Ce revirement, chez les femmes, serait d'ailleurs en train de se produire, mais les hommes n'en voudraient pas, ravis somme toute d'être émasculés :
"De plus en plus de femmes - même parmi les plus diplômées - se retirent du marché du travail au premier enfant. Les yeux des femmes se sont dessillés ; elles ont
compris le piège que le capitalisme leur avait tendu ; tout se passe aussi comme si, inconsciemment affolées par la féminisation accélérée de leurs hommes, elles tentaient un rétropédalage
désespéré. Il me semble en revanche que la plus grande résistance viendra des hommes, trop contents de s'être enfin débarrassés du fardeau qui court entre leurs jambes. Même si la soumission,
l'humiliation, le malheur sont leur destin."
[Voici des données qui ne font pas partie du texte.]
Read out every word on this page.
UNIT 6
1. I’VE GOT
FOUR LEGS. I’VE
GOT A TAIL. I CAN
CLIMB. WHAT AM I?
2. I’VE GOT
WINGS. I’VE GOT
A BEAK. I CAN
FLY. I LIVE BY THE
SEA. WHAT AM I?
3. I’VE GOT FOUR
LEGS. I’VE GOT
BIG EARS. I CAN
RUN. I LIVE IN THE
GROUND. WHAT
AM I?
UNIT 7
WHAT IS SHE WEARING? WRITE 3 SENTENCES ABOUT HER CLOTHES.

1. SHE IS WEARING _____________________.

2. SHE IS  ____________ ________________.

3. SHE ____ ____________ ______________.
Sur le marché de la politique suisse les choses
sont-elles différentes ? Elue hier présidente, pour 2010, du Conseil National, Pascale Bruderer [photo ci-dessus tirée de son blog ici], 32 ans, est certes mariée, mais n'a pas d'enfant. Certainement élue, le 2 décembre prochain, présidente de la Confédération, pour
2010, Doris Leuthard [photo ci-contre en provenance du site de la Confédération ici], 45 ans, est bien mariée,
mais n'a pas pu avoir d'enfant. Elue hier également présidente, pour 2010, du Conseil des Etats, Erika Forster-Vannini [photo ci-dessous tirée de son
blog ici], 65 ans, est mariée, a eu quatre enfants, mais elle est d'une génération, où les femmes d'exception ne voulaient ni renoncer aux
enfants, ni à une carrière, quelle qu'elle soit.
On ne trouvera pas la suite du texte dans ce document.